While Jews comprised a minuscule percentage of the Communist Party’s membership, they had been vastly overrepresented in its leadership since the party’s establishment in 1919. Moreover, this overrepresentation was never greater than in 1924. Of the fifteen members of the party’s new central committee, five came from Jewish families: Werner Scholem, Ruth Fischer, Iwan Katz, Arkadi Maslow, and Arthur Rosenberg. Moreover, all five were university educated, a rarity in a workers’ party. In addition to serving in the Reichstag and on the party’s central board and politburo, Werner Scholem also directed the party’s Organization Bureau, giving him vast power
It’s the mid-1920s in Germany, and the Weimar Republic offers unprecedented opportunities to Jews. The professorate and judiciary are fully open to Jews. Jews sit in the Reichstag as representatives of center-left and left-wing political parties. But dark clouds also loom on the horizon.
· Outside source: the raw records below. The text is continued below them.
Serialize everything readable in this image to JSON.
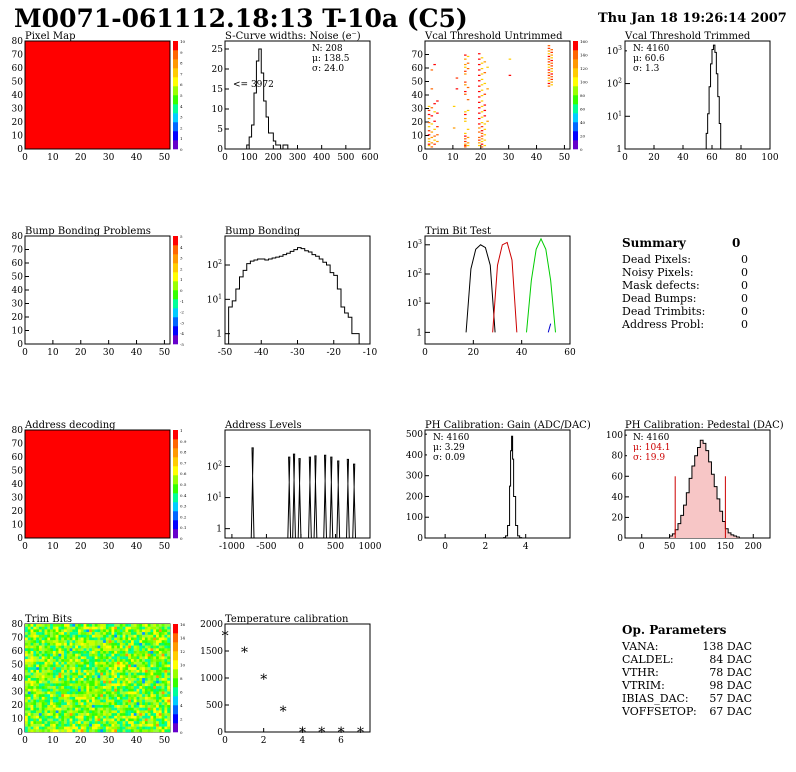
{
  "header": {
    "title": "M0071-061112.18:13 T-10a (C5)",
    "date": "Thu Jan 18 19:26:14 2007"
  },
  "colors": {
    "fill_red": "#ff0000",
    "palette": [
      "#6600cc",
      "#0000ff",
      "#0066ff",
      "#00ccff",
      "#00ff99",
      "#33ff00",
      "#99ff00",
      "#ffff00",
      "#ffcc00",
      "#ff9900",
      "#ff6600",
      "#ff0000"
    ],
    "pedestal_red": "#cc0000",
    "trim_red": "#cc0000",
    "trim_green": "#00cc00",
    "trim_blue": "#0000cc"
  },
  "chart_data": [
    {
      "id": "pixel-map",
      "type": "heatmap",
      "title": "Pixel Map",
      "xlim": [
        0,
        52
      ],
      "ylim": [
        0,
        80
      ],
      "xticks": [
        "0",
        "10",
        "20",
        "30",
        "40",
        "50"
      ],
      "yticks": [
        "0",
        "10",
        "20",
        "30",
        "40",
        "50",
        "60",
        "70",
        "80"
      ],
      "fill": "uniform-red",
      "palette_ticks": [
        "10",
        "9",
        "8",
        "7",
        "6",
        "5",
        "4",
        "3",
        "2",
        "1",
        "0"
      ]
    },
    {
      "id": "scurve-noise",
      "type": "bar",
      "title": "S-Curve widths: Noise (e⁻)",
      "xlim": [
        0,
        600
      ],
      "ylim": [
        0,
        27
      ],
      "xticks": [
        "0",
        "100",
        "200",
        "300",
        "400",
        "500",
        "600"
      ],
      "yticks": [
        "0",
        "5",
        "10",
        "15",
        "20",
        "25"
      ],
      "stats": [
        "N:  208",
        "μ: 138.5",
        "σ: 24.0"
      ],
      "annotation": "<= 3972",
      "x": [
        80,
        90,
        100,
        110,
        120,
        130,
        140,
        150,
        160,
        170,
        180,
        190,
        200,
        210,
        220,
        230,
        240,
        250,
        260,
        270
      ],
      "values": [
        0,
        1,
        3,
        6,
        14,
        22,
        25,
        19,
        12,
        8,
        4,
        4,
        2,
        1,
        1,
        0,
        1,
        1,
        0,
        0
      ]
    },
    {
      "id": "vcal-untrimmed",
      "type": "heatmap",
      "title": "Vcal Threshold Untrimmed",
      "xlim": [
        0,
        52
      ],
      "ylim": [
        0,
        80
      ],
      "xticks": [
        "0",
        "10",
        "20",
        "30",
        "40",
        "50"
      ],
      "yticks": [
        "0",
        "10",
        "20",
        "30",
        "40",
        "50",
        "60",
        "70"
      ],
      "palette_ticks": [
        "160",
        "140",
        "120",
        "100",
        "80",
        "60",
        "40",
        "20",
        "0"
      ],
      "columns": [
        {
          "x": 1,
          "rows": [
            2,
            3,
            5,
            7,
            10,
            13,
            16,
            19,
            22,
            25,
            28,
            31
          ]
        },
        {
          "x": 2,
          "rows": [
            1,
            4,
            8,
            12,
            18,
            24,
            30,
            44,
            58
          ]
        },
        {
          "x": 3,
          "rows": [
            3,
            6,
            9,
            14,
            20,
            27,
            33,
            62
          ]
        },
        {
          "x": 4,
          "rows": [
            5,
            10,
            16,
            26,
            35
          ]
        },
        {
          "x": 10,
          "rows": [
            15,
            31
          ]
        },
        {
          "x": 11,
          "rows": [
            44,
            52
          ]
        },
        {
          "x": 14,
          "rows": [
            1,
            2,
            3,
            5,
            7,
            9,
            11,
            20,
            22,
            25,
            27,
            40,
            42,
            47,
            49,
            55,
            57,
            60,
            62,
            66,
            69
          ]
        },
        {
          "x": 15,
          "rows": [
            2,
            4,
            8,
            14,
            28,
            36,
            45,
            59,
            63,
            68
          ]
        },
        {
          "x": 19,
          "rows": [
            2,
            4,
            6,
            8,
            12,
            15,
            18,
            22,
            26,
            30,
            34,
            38,
            42,
            46,
            50,
            54,
            58,
            62,
            66,
            70
          ]
        },
        {
          "x": 20,
          "rows": [
            1,
            3,
            5,
            7,
            9,
            11,
            13,
            16,
            19,
            23,
            27,
            31,
            35,
            39,
            43,
            47,
            51,
            55,
            59,
            63,
            67
          ]
        },
        {
          "x": 21,
          "rows": [
            2,
            6,
            10,
            14,
            18,
            24,
            28,
            32,
            40,
            48,
            56,
            64
          ]
        },
        {
          "x": 22,
          "rows": [
            20,
            44,
            60
          ]
        },
        {
          "x": 30,
          "rows": [
            54,
            66
          ]
        },
        {
          "x": 44,
          "rows": [
            46,
            48,
            50,
            52,
            54,
            56,
            58,
            60,
            62,
            64,
            66,
            68,
            70,
            72,
            74,
            76
          ]
        },
        {
          "x": 45,
          "rows": [
            47,
            49,
            51,
            53,
            55,
            57,
            59,
            61,
            63,
            65,
            67,
            69,
            71,
            73
          ]
        }
      ]
    },
    {
      "id": "vcal-trimmed",
      "type": "bar",
      "title": "Vcal Threshold Trimmed",
      "yscale": "log",
      "xlim": [
        0,
        100
      ],
      "ylim_log": [
        1,
        2000
      ],
      "xticks": [
        "0",
        "20",
        "40",
        "60",
        "80",
        "100"
      ],
      "ytick_vals": [
        1,
        10,
        100,
        1000
      ],
      "stats": [
        "N: 4160",
        "μ: 60.6",
        "σ:  1.3"
      ],
      "x": [
        55,
        56,
        57,
        58,
        59,
        60,
        61,
        62,
        63,
        64,
        65,
        66,
        67
      ],
      "values": [
        1,
        3,
        12,
        80,
        400,
        1100,
        1500,
        900,
        200,
        40,
        6,
        1,
        1
      ]
    },
    {
      "id": "bump-problems",
      "type": "heatmap",
      "title": "Bump Bonding Problems",
      "xlim": [
        0,
        52
      ],
      "ylim": [
        0,
        80
      ],
      "xticks": [
        "0",
        "10",
        "20",
        "30",
        "40",
        "50"
      ],
      "yticks": [
        "0",
        "10",
        "20",
        "30",
        "40",
        "50",
        "60",
        "70",
        "80"
      ],
      "fill": "empty",
      "palette_ticks": [
        "5",
        "4",
        "3",
        "2",
        "1",
        "0",
        "-1",
        "-2",
        "-3",
        "-4",
        "-5"
      ]
    },
    {
      "id": "bump-bonding",
      "type": "bar",
      "title": "Bump Bonding",
      "yscale": "log",
      "xlim": [
        -50,
        -10
      ],
      "ylim_log": [
        0.5,
        700
      ],
      "xticks": [
        "-50",
        "-40",
        "-30",
        "-20",
        "-10"
      ],
      "ytick_vals": [
        1,
        10,
        100
      ],
      "x": [
        -49,
        -48,
        -47,
        -46,
        -45,
        -44,
        -43,
        -42,
        -41,
        -40,
        -39,
        -38,
        -37,
        -36,
        -35,
        -34,
        -33,
        -32,
        -31,
        -30,
        -29,
        -28,
        -27,
        -26,
        -25,
        -24,
        -23,
        -22,
        -21,
        -20,
        -19,
        -18,
        -17,
        -16,
        -15,
        -14
      ],
      "values": [
        6,
        9,
        20,
        45,
        70,
        110,
        130,
        140,
        150,
        150,
        140,
        150,
        160,
        170,
        180,
        200,
        220,
        250,
        280,
        320,
        300,
        260,
        240,
        200,
        180,
        150,
        120,
        100,
        60,
        50,
        20,
        6,
        4,
        3,
        1,
        1
      ]
    },
    {
      "id": "trim-bit-test",
      "type": "line",
      "title": "Trim Bit Test",
      "yscale": "log",
      "xlim": [
        0,
        60
      ],
      "ylim_log": [
        0.4,
        2000
      ],
      "xticks": [
        "0",
        "20",
        "40",
        "60"
      ],
      "ytick_vals": [
        1,
        10,
        100,
        1000
      ],
      "series": [
        {
          "color": "#000000",
          "x": [
            17,
            19,
            21,
            23,
            25,
            27,
            29
          ],
          "values": [
            1,
            150,
            700,
            1000,
            800,
            200,
            1
          ]
        },
        {
          "color": "#cc0000",
          "x": [
            28,
            30,
            32,
            34,
            36,
            38
          ],
          "values": [
            1,
            200,
            1000,
            1200,
            300,
            1
          ]
        },
        {
          "color": "#00cc00",
          "x": [
            42,
            44,
            46,
            48,
            50,
            52,
            54
          ],
          "values": [
            1,
            60,
            700,
            1600,
            700,
            60,
            1
          ]
        },
        {
          "color": "#0000cc",
          "x": [
            51,
            52
          ],
          "values": [
            1,
            2
          ]
        }
      ]
    },
    {
      "id": "address-decoding",
      "type": "heatmap",
      "title": "Address decoding",
      "xlim": [
        0,
        52
      ],
      "ylim": [
        0,
        80
      ],
      "xticks": [
        "0",
        "10",
        "20",
        "30",
        "40",
        "50"
      ],
      "yticks": [
        "0",
        "10",
        "20",
        "30",
        "40",
        "50",
        "60",
        "70",
        "80"
      ],
      "fill": "uniform-red",
      "palette_ticks": [
        "1",
        "0.9",
        "0.8",
        "0.7",
        "0.6",
        "0.5",
        "0.4",
        "0.3",
        "0.2",
        "0.1",
        "0"
      ]
    },
    {
      "id": "address-levels",
      "type": "bar",
      "title": "Address Levels",
      "yscale": "log",
      "xlim": [
        -1100,
        1000
      ],
      "ylim_log": [
        0.5,
        1500
      ],
      "xticks": [
        "-1000",
        "-500",
        "0",
        "500",
        "1000"
      ],
      "ytick_vals": [
        1,
        10,
        100
      ],
      "x": [
        -700,
        -170,
        -100,
        -20,
        130,
        210,
        350,
        440,
        540,
        680,
        770
      ],
      "values": [
        400,
        200,
        250,
        180,
        200,
        220,
        230,
        200,
        150,
        170,
        120
      ]
    },
    {
      "id": "ph-gain",
      "type": "bar",
      "title": "PH Calibration: Gain (ADC/DAC)",
      "xlim": [
        -1,
        6.2
      ],
      "ylim": [
        0,
        520
      ],
      "xticks": [
        "0",
        "2",
        "4"
      ],
      "yticks": [
        "0",
        "100",
        "200",
        "300",
        "400",
        "500"
      ],
      "stats": [
        "N: 4160",
        "μ: 3.29",
        "σ: 0.09"
      ],
      "x": [
        2.9,
        3.0,
        3.1,
        3.2,
        3.25,
        3.3,
        3.35,
        3.4,
        3.5,
        3.6,
        3.7
      ],
      "values": [
        2,
        10,
        60,
        250,
        420,
        490,
        380,
        200,
        60,
        10,
        2
      ]
    },
    {
      "id": "ph-pedestal",
      "type": "bar",
      "title": "PH Calibration: Pedestal (DAC)",
      "xlim": [
        -30,
        230
      ],
      "ylim": [
        0,
        105
      ],
      "xticks": [
        "0",
        "50",
        "100",
        "150",
        "200"
      ],
      "yticks": [
        "0",
        "20",
        "40",
        "60",
        "80",
        "100"
      ],
      "stats": [
        "N: 4160",
        "μ: 104.1",
        "σ: 19.9"
      ],
      "x": [
        50,
        55,
        60,
        65,
        70,
        75,
        80,
        85,
        90,
        95,
        100,
        105,
        110,
        115,
        120,
        125,
        130,
        135,
        140,
        145,
        150,
        155,
        160,
        165,
        170
      ],
      "values": [
        2,
        4,
        8,
        14,
        22,
        32,
        44,
        58,
        70,
        80,
        88,
        95,
        92,
        85,
        74,
        62,
        50,
        38,
        26,
        16,
        9,
        5,
        3,
        2,
        1
      ],
      "cut_lines": [
        60,
        150
      ]
    },
    {
      "id": "trim-bits",
      "type": "heatmap",
      "title": "Trim Bits",
      "xlim": [
        0,
        52
      ],
      "ylim": [
        0,
        80
      ],
      "xticks": [
        "0",
        "10",
        "20",
        "30",
        "40",
        "50"
      ],
      "yticks": [
        "0",
        "10",
        "20",
        "30",
        "40",
        "50",
        "60",
        "70",
        "80"
      ],
      "fill": "noise-green",
      "palette_ticks": [
        "16",
        "14",
        "12",
        "10",
        "8",
        "6",
        "4",
        "2",
        "0"
      ]
    },
    {
      "id": "temperature-calibration",
      "type": "scatter",
      "title": "Temperature calibration",
      "xlim": [
        0,
        7.5
      ],
      "ylim": [
        0,
        2000
      ],
      "xticks": [
        "0",
        "2",
        "4",
        "6"
      ],
      "yticks": [
        "0",
        "500",
        "1000",
        "1500",
        "2000"
      ],
      "x": [
        0,
        1,
        2,
        3,
        4,
        5,
        6,
        7
      ],
      "values": [
        1840,
        1540,
        1040,
        440,
        55,
        55,
        55,
        55
      ]
    }
  ],
  "summary": {
    "title": "Summary",
    "title_value": "0",
    "rows": [
      {
        "label": "Dead Pixels:",
        "value": "0"
      },
      {
        "label": "Noisy Pixels:",
        "value": "0"
      },
      {
        "label": "Mask defects:",
        "value": "0"
      },
      {
        "label": "Dead Bumps:",
        "value": "0"
      },
      {
        "label": "Dead Trimbits:",
        "value": "0"
      },
      {
        "label": "Address Probl:",
        "value": "0"
      }
    ]
  },
  "params": {
    "title": "Op. Parameters",
    "rows": [
      {
        "label": "VANA:",
        "value": "138 DAC"
      },
      {
        "label": "CALDEL:",
        "value": "84 DAC"
      },
      {
        "label": "VTHR:",
        "value": "78 DAC"
      },
      {
        "label": "VTRIM:",
        "value": "98 DAC"
      },
      {
        "label": "IBIAS_DAC:",
        "value": "57 DAC"
      },
      {
        "label": "VOFFSETOP:",
        "value": "67 DAC"
      }
    ]
  }
}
The First World War inflamed social tensions that were muted or latent, including antisemitism. Extreme German nationalists overtly call for excluding Jews from positions of authority. Popular perceptions of the Treaty of Versailles, war reparations, and even Western democracy induce many voters to support illiberal and anti-democratic political groups rather than the social democratic and liberal parties that are the mainstay of the Weimar Republic.

Under these circumstances, how did German Jews respond? What political options did they see available to them? These questions figure prominently in The Scholems and particularly on page 99, which captures the flavor of this book about German Jews and their society.
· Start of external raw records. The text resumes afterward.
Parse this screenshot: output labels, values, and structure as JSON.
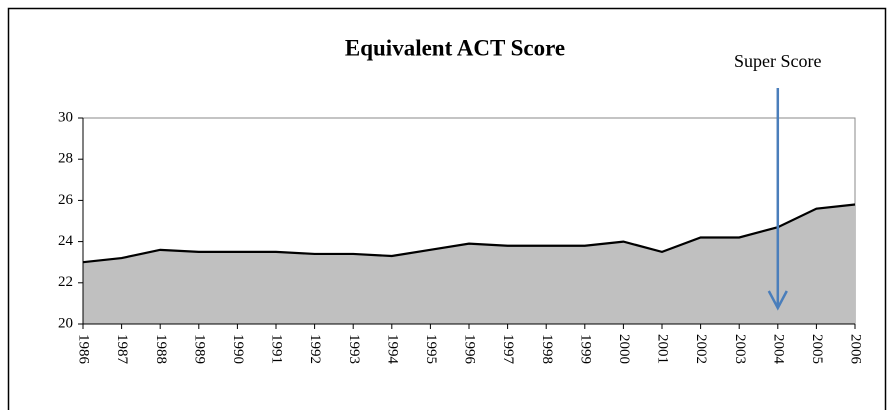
{
  "chart_data": {
    "type": "area",
    "title": "Equivalent ACT Score",
    "categories": [
      "1986",
      "1987",
      "1988",
      "1989",
      "1990",
      "1991",
      "1992",
      "1993",
      "1994",
      "1995",
      "1996",
      "1997",
      "1998",
      "1999",
      "2000",
      "2001",
      "2002",
      "2003",
      "2004",
      "2005",
      "2006"
    ],
    "values": [
      23.0,
      23.2,
      23.6,
      23.5,
      23.5,
      23.5,
      23.4,
      23.4,
      23.3,
      23.6,
      23.9,
      23.8,
      23.8,
      23.8,
      24.0,
      23.5,
      24.2,
      24.2,
      24.7,
      25.6,
      25.8
    ],
    "color": "#c0c0c0",
    "line_color": "#000000",
    "ylim": [
      20,
      30
    ],
    "yticks": [
      20,
      22,
      24,
      26,
      28,
      30
    ],
    "grid": false,
    "annotation": {
      "text": "Super Score",
      "category": "2004",
      "color": "#ff0000",
      "arrow_color": "#4a7ebb"
    }
  }
}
Betty Scholem—as well as her son Erich and most German Jews—gave their support to the left-liberal German Democratic Party. They maintained their belief in liberalism and saw the preservation of the progressive republic as the best defense against political extremism and antisemitism. Betty’s oldest son, Reinhold, served as an officer in the World War and still maintained a highly patriotic outlook after the war. He supported the national-liberal German People’s Party (DVP), whose social conservativism alienated it from the bulk of German Jewry. Son Gerhard (later Gershom), who does not figure on page 99, embraced Zionism and emigrated from Germany. He saw his future and that of the Jewish people in their historic homeland, the Land of Israel.

But son Werner turned to socialism and later communism. And 1924 was his moment. He and his circle on the left wing of the German Communist Party rose to power. He was elected to a seat in the Reichstag, Germany’s national parliament, and was selected to run the Communist Party’s internal bureaucracy. But his power base was narrow. Moreover, he soon came into conflict with Joseph Stalin as he outmaneuvered his rivals in the Soviet Union and other communist parties.

But at this moment, in 1924, it was unclear what the future held in store for the Jews of Germany.